Architecture of Y-family DNA polymerases relevant to translesion DNA synthesis as revealed in structural and molecular modeling studies

Abstract

DNA adducts, which block replicative DNA polymerases (DNAPs), are often bypassed by lesion-bypass DNAPs, which are mostly in the Y-Family. Y-Family DNAPs can do non-mutagenic or mutagenic dNTP insertion, and understanding this difference is important, because mutations transform normal into tumorigenic cells. Y-Family DNAP architecture that dictates mechanism, as revealed in structural and modeling studies, is considered. Steps from adduct blockage of replicative DNAPs, to bypass by a lesion-bypass DNAP, to resumption of synthesis by a replicative DNAP are described. Catalytic steps and protein conformational changes are considered.

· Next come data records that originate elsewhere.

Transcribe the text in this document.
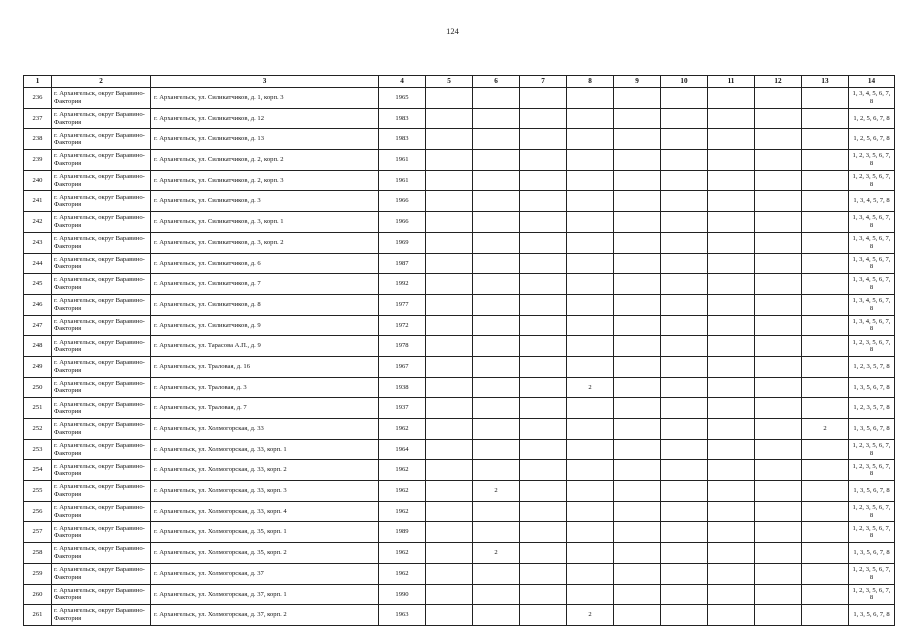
124
1	2	3	4	5	6	7	8	9	10	11	12	13	14
236	г. Архангельск, округ Варавино-Фактория	г. Архангельск, ул. Силикатчиков, д. 1, корп. 3	1965										1, 3, 4, 5, 6, 7, 8
237	г. Архангельск, округ Варавино-Фактория	г. Архангельск, ул. Силикатчиков, д. 12	1983										1, 2, 5, 6, 7, 8
238	г. Архангельск, округ Варавино-Фактория	г. Архангельск, ул. Силикатчиков, д. 13	1983										1, 2, 5, 6, 7, 8
239	г. Архангельск, округ Варавино-Фактория	г. Архангельск, ул. Силикатчиков, д. 2, корп. 2	1961										1, 2, 3, 5, 6, 7, 8
240	г. Архангельск, округ Варавино-Фактория	г. Архангельск, ул. Силикатчиков, д. 2, корп. 3	1961										1, 2, 3, 5, 6, 7, 8
241	г. Архангельск, округ Варавино-Фактория	г. Архангельск, ул. Силикатчиков, д. 3	1966										1, 3, 4, 5, 7, 8
242	г. Архангельск, округ Варавино-Фактория	г. Архангельск, ул. Силикатчиков, д. 3, корп. 1	1966										1, 3, 4, 5, 6, 7, 8
243	г. Архангельск, округ Варавино-Фактория	г. Архангельск, ул. Силикатчиков, д. 3, корп. 2	1969										1, 3, 4, 5, 6, 7, 8
244	г. Архангельск, округ Варавино-Фактория	г. Архангельск, ул. Силикатчиков, д. 6	1987										1, 3, 4, 5, 6, 7, 8
245	г. Архангельск, округ Варавино-Фактория	г. Архангельск, ул. Силикатчиков, д. 7	1992										1, 3, 4, 5, 6, 7, 8
246	г. Архангельск, округ Варавино-Фактория	г. Архангельск, ул. Силикатчиков, д. 8	1977										1, 3, 4, 5, 6, 7, 8
247	г. Архангельск, округ Варавино-Фактория	г. Архангельск, ул. Силикатчиков, д. 9	1972										1, 3, 4, 5, 6, 7, 8
248	г. Архангельск, округ Варавино-Фактория	г. Архангельск, ул. Тарасова А.П., д. 9	1978										1, 2, 3, 5, 6, 7, 8
249	г. Архангельск, округ Варавино-Фактория	г. Архангельск, ул. Траловая, д. 16	1967										1, 2, 3, 5, 7, 8
250	г. Архангельск, округ Варавино-Фактория	г. Архангельск, ул. Траловая, д. 3	1938				2						1, 3, 5, 6, 7, 8
251	г. Архангельск, округ Варавино-Фактория	г. Архангельск, ул. Траловая, д. 7	1937										1, 2, 3, 5, 7, 8
252	г. Архангельск, округ Варавино-Фактория	г. Архангельск, ул. Холмогорская, д. 33	1962									2	1, 3, 5, 6, 7, 8
253	г. Архангельск, округ Варавино-Фактория	г. Архангельск, ул. Холмогорская, д. 33, корп. 1	1964										1, 2, 3, 5, 6, 7, 8
254	г. Архангельск, округ Варавино-Фактория	г. Архангельск, ул. Холмогорская, д. 33, корп. 2	1962										1, 2, 3, 5, 6, 7, 8
255	г. Архангельск, округ Варавино-Фактория	г. Архангельск, ул. Холмогорская, д. 33, корп. 3	1962		2								1, 3, 5, 6, 7, 8
256	г. Архангельск, округ Варавино-Фактория	г. Архангельск, ул. Холмогорская, д. 33, корп. 4	1962										1, 2, 3, 5, 6, 7, 8
257	г. Архангельск, округ Варавино-Фактория	г. Архангельск, ул. Холмогорская, д. 35, корп. 1	1989										1, 2, 3, 5, 6, 7, 8
258	г. Архангельск, округ Варавино-Фактория	г. Архангельск, ул. Холмогорская, д. 35, корп. 2	1962		2								1, 3, 5, 6, 7, 8
259	г. Архангельск, округ Варавино-Фактория	г. Архангельск, ул. Холмогорская, д. 37	1962										1, 2, 3, 5, 6, 7, 8
260	г. Архангельск, округ Варавино-Фактория	г. Архангельск, ул. Холмогорская, д. 37, корп. 1	1990										1, 2, 3, 5, 6, 7, 8
261	г. Архангельск, округ Варавино-Фактория	г. Архангельск, ул. Холмогорская, д. 37, корп. 2	1963				2						1, 3, 5, 6, 7, 8
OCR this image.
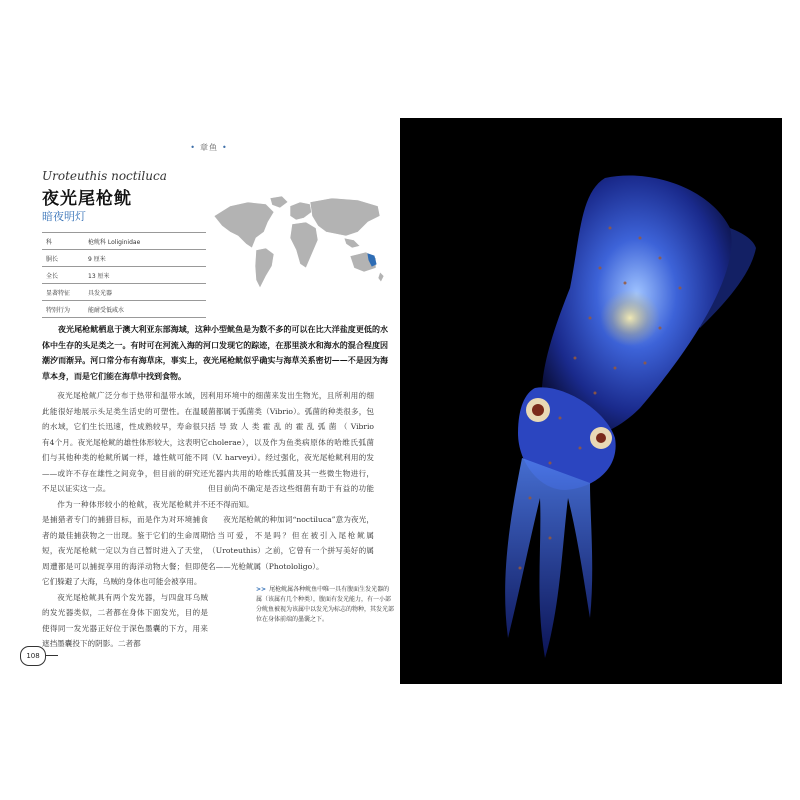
• 章鱼 •
Uroteuthis noctiluca
夜光尾枪鱿
暗夜明灯
科	枪鱿科 Loliginidae
胴长	9 厘米
全长	13 厘米
显著特征	具发光器
特别行为	能耐受低咸水

夜光尾枪鱿栖息于澳大利亚东部海域，这种小型鱿鱼是为数不多的可以在比大洋盐度更低的水体中生存的头足类之一。有时可在河流入海的河口发现它的踪迹，在那里淡水和海水的混合程度因潮汐而渐异。河口常分布有海草床，事实上，夜光尾枪鱿似乎确实与海草关系密切——不是因为海草本身，而是它们能在海草中找到食物。

夜光尾枪鱿广泛分布于热带和温带水域，因此能很好地展示头足类生活史的可塑性。在温暖的水域，它们生长迅速，性成熟较早，寿命很只有4个月。夜光尾枪鱿的雄性体形较大，这表明它们与其他种类的枪鱿所属一样，雄性鱿可能不同——或许不存在雄性之间竞争，但目前的研究还不足以证实这一点。

作为一种体形较小的枪鱿，夜光尾枪鱿并不是捕猎者专门的捕猎目标，而是作为对环境捕食者的最佳捕获物之一出现。鉴于它们的生命周期短，夜光尾枪鱿一定以为自己暂时进入了天堂，周遭都是可以捕捉享用的海洋动物大餐；但即使它们躲避了大海，乌贼的身体也可能会被享用。

夜光尾枪鱿具有两个发光器，与四盘耳乌贼的发光器类似，二者都在身体下面发光，目的是使得同一发光器正好位于深色墨囊的下方，用来遮挡墨囊投下的阴影。二者都

利用环境中的细菌来发出生物光，且所利用的细菌都属于弧菌类（Vibrio）。弧菌的种类很多，包括导致人类霍乱的霍乱弧菌（Vibrio cholerae），以及作为鱼类病原体的哈维氏弧菌（V. harveyi）。经过强化，夜光尾枪鱿利用的发光器内共用的哈维氏弧菌及其一些微生物进行，但目前尚不确定是否这些细菌有助于有益的功能还不得而知。

夜光尾枪鱿的种加词“noctiluca”意为夜光，恰当可爱，不是吗？但在被引入尾枪鱿属（Uroteuthis）之前，它曾有一个拼写美好的属名——光枪鱿属（Photololigo）。

>> 尾枪鱿属各种鱿鱼中唯一具有腹面生发光器的属（该属有几个种类），腹面有发光能力，有一小部分鱿鱼被视为该属中以发光为标志的物种，其发光部位在身体前端的墨囊之下。
108
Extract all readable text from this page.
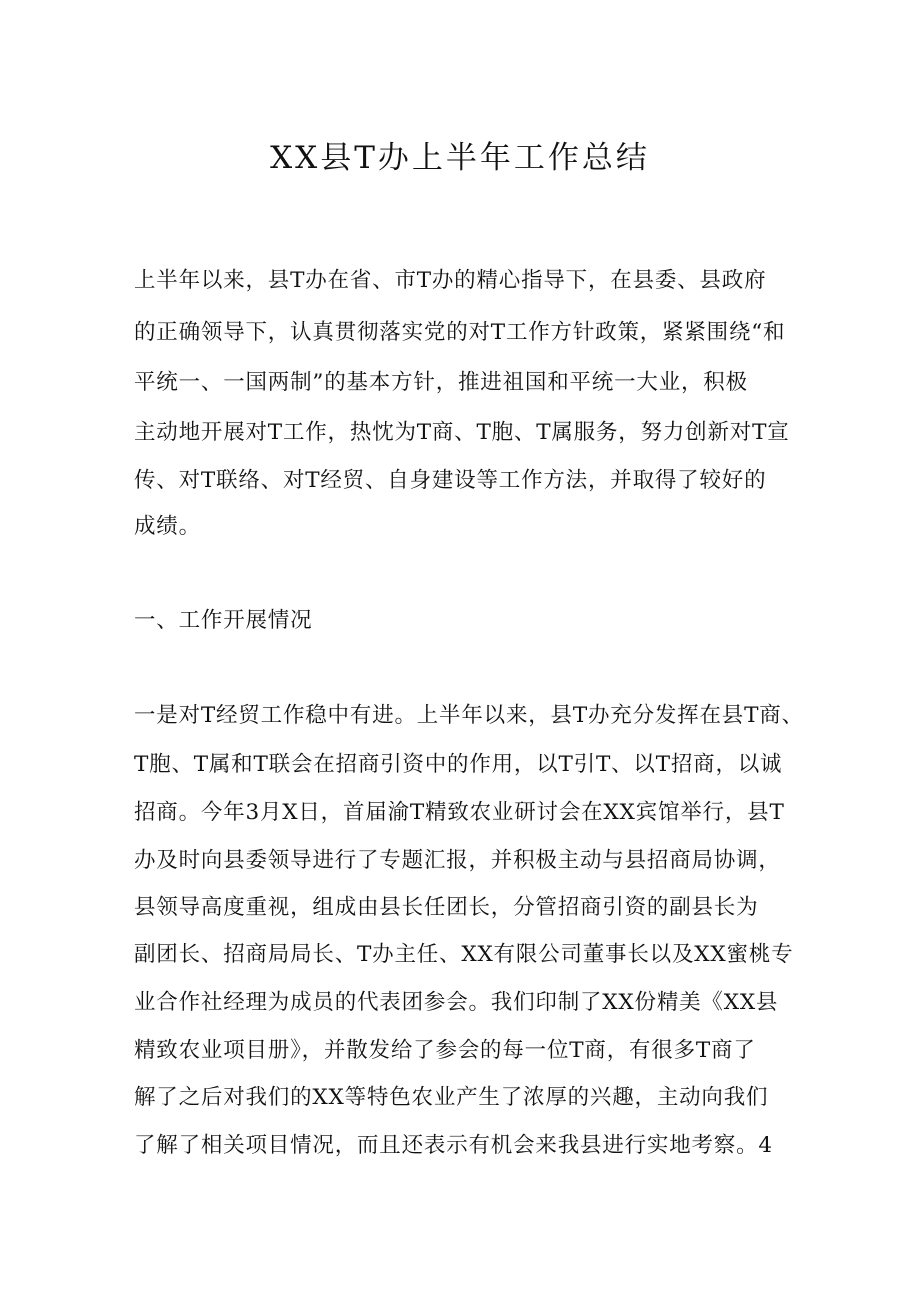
XX县T办上半年工作总结
上半年以来，县T办在省、市T办的精心指导下，在县委、县政府
的正确领导下，认真贯彻落实党的对T工作方针政策，紧紧围绕“和
平统一、一国两制”的基本方针，推进祖国和平统一大业，积极
主动地开展对T工作，热忱为T商、T胞、T属服务，努力创新对T宣
传、对T联络、对T经贸、自身建设等工作方法，并取得了较好的
成绩。
一、工作开展情况
一是对T经贸工作稳中有进。上半年以来，县T办充分发挥在县T商、
T胞、T属和T联会在招商引资中的作用，以T引T、以T招商，以诚
招商。今年3月X日，首届渝T精致农业研讨会在XX宾馆举行，县T
办及时向县委领导进行了专题汇报，并积极主动与县招商局协调，
县领导高度重视，组成由县长任团长，分管招商引资的副县长为
副团长、招商局局长、T办主任、XX有限公司董事长以及XX蜜桃专
业合作社经理为成员的代表团参会。我们印制了XX份精美《XX县
精致农业项目册》，并散发给了参会的每一位T商，有很多T商了
解了之后对我们的XX等特色农业产生了浓厚的兴趣，主动向我们
了解了相关项目情况，而且还表示有机会来我县进行实地考察。4
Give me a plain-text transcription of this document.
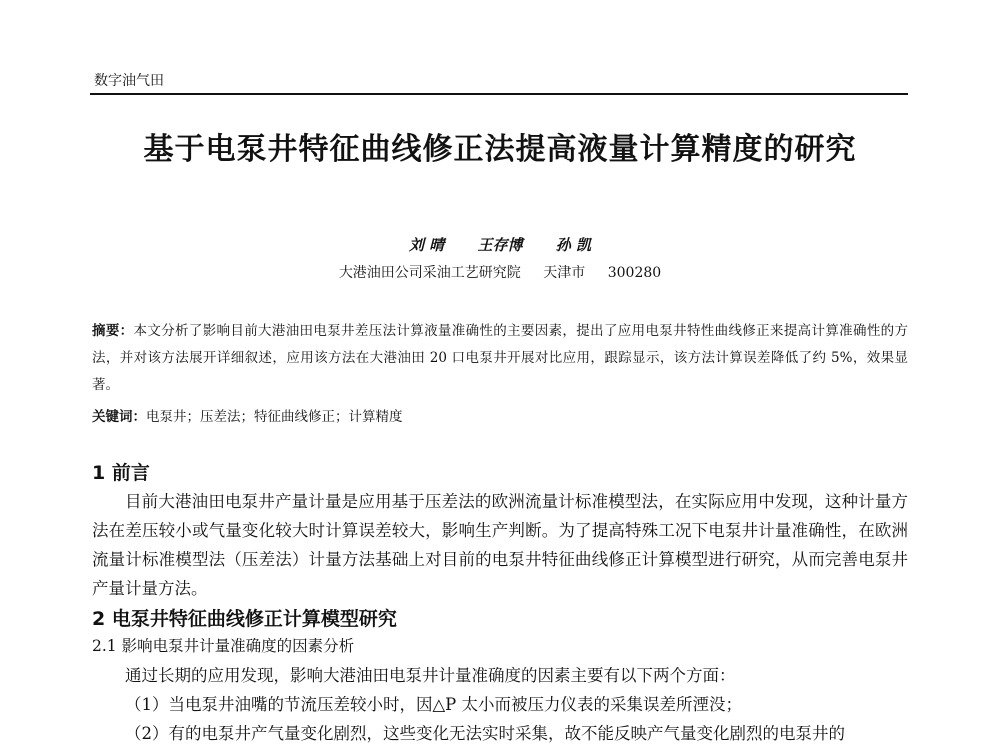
数字油气田
基于电泵井特征曲线修正法提高液量计算精度的研究
刘 晴 王存博 孙 凯
大港油田公司采油工艺研究院 天津市 300280
摘要：本文分析了影响目前大港油田电泵井差压法计算液量准确性的主要因素，提出了应用电泵井特性曲线修正来提高计算准确性的方法，并对该方法展开详细叙述，应用该方法在大港油田 20 口电泵井开展对比应用，跟踪显示，该方法计算误差降低了约 5%，效果显著。
关键词：电泵井；压差法；特征曲线修正；计算精度
1 前言
目前大港油田电泵井产量计量是应用基于压差法的欧洲流量计标准模型法，在实际应用中发现，这种计量方法在差压较小或气量变化较大时计算误差较大，影响生产判断。为了提高特殊工况下电泵井计量准确性，在欧洲流量计标准模型法（压差法）计量方法基础上对目前的电泵井特征曲线修正计算模型进行研究，从而完善电泵井产量计量方法。
2 电泵井特征曲线修正计算模型研究
2.1 影响电泵井计量准确度的因素分析
通过长期的应用发现，影响大港油田电泵井计量准确度的因素主要有以下两个方面：
（1）当电泵井油嘴的节流压差较小时，因△P 太小而被压力仪表的采集误差所湮没；
（2）有的电泵井产气量变化剧烈，这些变化无法实时采集，故不能反映产气量变化剧烈的电泵井的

One adduct is analyzed in greater detail: the major benzo[a]pyrene adduct (B [a] P-N2 -dG), which is bypassed non-mutagenically (dCTP insertion) by Y-family DNAPs in the IV/κ -class and mutagenically (dATP insertion) by V/η -class Y-Family DNAPs. Important architectural differences between IV/κ -class versus V/η -class DNAPs are discussed, including insights gained by analyzing ∼400 sequences each for bacterial DNAPs IV and V, along with sequences from eukaryotic DNAPs kappa, eta and iota. The little finger domains of Y-Family DNAPs do not show sequence conservation; however, their structures are remarkably similar due to the presence of a core of hydrophobic amino acids, whose exact identity is less important than the hydrophobic amino acid spacing. © 2010 Sushil Chandani et al.